🤖 AI Summary
This work addresses source-free active domain adaptation (SFADA), where no source-domain data is available, and only sparse human annotations are permitted in the target domain. Method: We propose DAM, a dual active learning framework that uniquely integrates multimodal supervision from vision-language (ViL) models with sparse manual labeling to construct dual supervision signals on the target domain. DAM leverages multimodal foundation models to generate high-quality pseudo-labels, introduces a bidirectional knowledge distillation mechanism to enable mutual optimization between the target model and the dual supervision, and jointly incorporates active sampling strategies with source-free domain adaptation training. Contribution/Results: DAM achieves state-of-the-art performance across multiple SFADA benchmarks, significantly outperforming existing methods.

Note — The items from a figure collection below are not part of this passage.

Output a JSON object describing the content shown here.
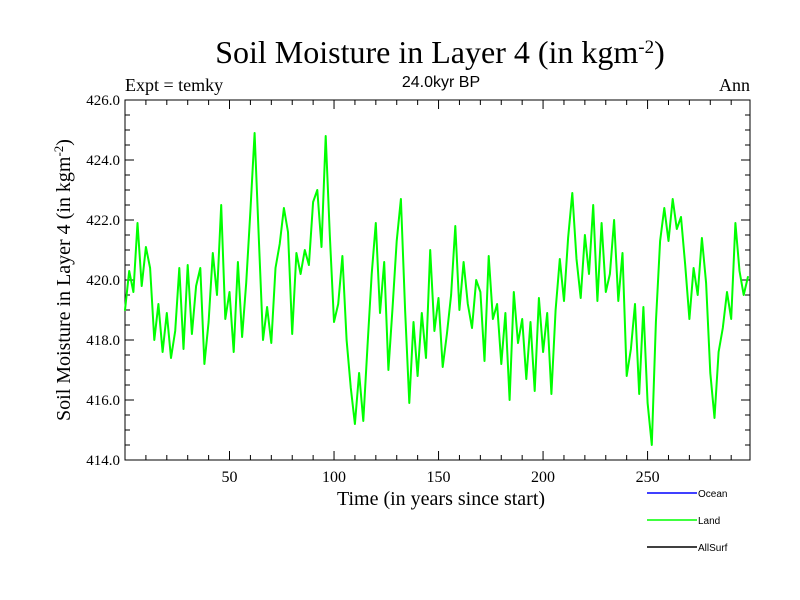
{
  "chart_data": {
    "type": "line",
    "title_main": "Soil Moisture in Layer 4 (in kgm",
    "title_sup": "-2",
    "title_close": ")",
    "subtitle": "24.0kyr BP",
    "left_label": "Expt = temky",
    "right_label": "Ann",
    "xlabel": "Time (in years since start)",
    "ylabel_main": "Soil Moisture in Layer 4 (in kgm",
    "ylabel_sup": "-2",
    "ylabel_close": ")",
    "xlim": [
      0,
      299
    ],
    "ylim": [
      414.0,
      426.0
    ],
    "x_ticks": [
      50,
      100,
      150,
      200,
      250
    ],
    "x_tick_labels": [
      "50",
      "100",
      "150",
      "200",
      "250"
    ],
    "y_ticks": [
      414.0,
      416.0,
      418.0,
      420.0,
      422.0,
      424.0,
      426.0
    ],
    "y_tick_labels": [
      "414.0",
      "416.0",
      "418.0",
      "420.0",
      "422.0",
      "424.0",
      "426.0"
    ],
    "legend": [
      {
        "name": "Ocean",
        "color": "#0000ff"
      },
      {
        "name": "Land",
        "color": "#00ff00"
      },
      {
        "name": "AllSurf",
        "color": "#000000"
      }
    ],
    "series": [
      {
        "name": "Land",
        "color": "#00ff00",
        "x": [
          0,
          2,
          4,
          6,
          8,
          10,
          12,
          14,
          16,
          18,
          20,
          22,
          24,
          26,
          28,
          30,
          32,
          34,
          36,
          38,
          40,
          42,
          44,
          46,
          48,
          50,
          52,
          54,
          56,
          58,
          60,
          62,
          64,
          66,
          68,
          70,
          72,
          74,
          76,
          78,
          80,
          82,
          84,
          86,
          88,
          90,
          92,
          94,
          96,
          98,
          100,
          102,
          104,
          106,
          108,
          110,
          112,
          114,
          116,
          118,
          120,
          122,
          124,
          126,
          128,
          130,
          132,
          134,
          136,
          138,
          140,
          142,
          144,
          146,
          148,
          150,
          152,
          154,
          156,
          158,
          160,
          162,
          164,
          166,
          168,
          170,
          172,
          174,
          176,
          178,
          180,
          182,
          184,
          186,
          188,
          190,
          192,
          194,
          196,
          198,
          200,
          202,
          204,
          206,
          208,
          210,
          212,
          214,
          216,
          218,
          220,
          222,
          224,
          226,
          228,
          230,
          232,
          234,
          236,
          238,
          240,
          242,
          244,
          246,
          248,
          250,
          252,
          254,
          256,
          258,
          260,
          262,
          264,
          266,
          268,
          270,
          272,
          274,
          276,
          278,
          280,
          282,
          284,
          286,
          288,
          290,
          292,
          294,
          296,
          298
        ],
        "values": [
          419.0,
          420.3,
          419.6,
          421.9,
          419.8,
          421.1,
          420.4,
          418.0,
          419.2,
          417.6,
          418.9,
          417.4,
          418.3,
          420.4,
          417.7,
          420.5,
          418.2,
          419.8,
          420.4,
          417.2,
          418.6,
          420.9,
          419.5,
          422.5,
          418.7,
          419.6,
          417.6,
          420.6,
          418.1,
          419.9,
          422.3,
          424.9,
          421.4,
          418.0,
          419.1,
          417.9,
          420.4,
          421.2,
          422.4,
          421.6,
          418.2,
          420.9,
          420.2,
          421.0,
          420.5,
          422.6,
          423.0,
          421.1,
          424.8,
          421.5,
          418.6,
          419.2,
          420.8,
          418.0,
          416.4,
          415.2,
          416.9,
          415.3,
          417.8,
          420.2,
          421.9,
          418.9,
          420.6,
          417.0,
          419.1,
          421.3,
          422.7,
          419.0,
          415.9,
          418.6,
          416.8,
          418.9,
          417.4,
          421.0,
          418.3,
          419.4,
          417.1,
          418.2,
          419.5,
          421.8,
          419.0,
          420.6,
          419.2,
          418.4,
          420.0,
          419.6,
          417.3,
          420.8,
          418.7,
          419.2,
          417.2,
          418.9,
          416.0,
          419.6,
          417.9,
          418.7,
          416.7,
          418.6,
          416.3,
          419.4,
          417.6,
          418.9,
          416.2,
          419.0,
          420.7,
          419.3,
          421.4,
          422.9,
          420.7,
          419.4,
          421.5,
          420.2,
          422.5,
          419.3,
          421.9,
          419.6,
          420.2,
          422.0,
          419.3,
          420.9,
          416.8,
          417.7,
          419.2,
          416.2,
          419.1,
          415.9,
          414.5,
          418.6,
          421.3,
          422.4,
          421.3,
          422.7,
          421.7,
          422.1,
          420.5,
          418.7,
          420.4,
          419.5,
          421.4,
          419.9,
          416.9,
          415.4,
          417.6,
          418.4,
          419.6,
          418.7,
          421.9,
          420.3,
          419.5,
          420.1
        ]
      }
    ]
  }
}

Our results empirically validate the effectiveness and generalizability of synergistically combining multimodal supervision with active learning to enhance cross-domain transfer under source-free and label-scarce conditions.
📝 Abstract
Source-free active domain adaptation (SFADA) enhances knowledge transfer from a source model to an unlabeled target domain using limited manual labels selected via active learning. While recent domain adaptation studies have introduced Vision-and-Language (ViL) models to improve pseudo-label quality or feature alignment, they often treat ViL-based and data supervision as separate sources, lacking effective fusion. To overcome this limitation, we propose Dual Active learning with Multimodal (DAM) foundation model, a novel framework that integrates multimodal supervision from a ViL model to complement sparse human annotations, thereby forming a dual supervisory signal. DAM initializes stable ViL-guided targets and employs a bidirectional distillation mechanism to foster mutual knowledge exchange between the target model and the dual supervisions during iterative adaptation. Extensive experiments demonstrate that DAM consistently outperforms existing methods and sets a new state-of-the-art across multiple SFADA benchmarks and active learning strategies.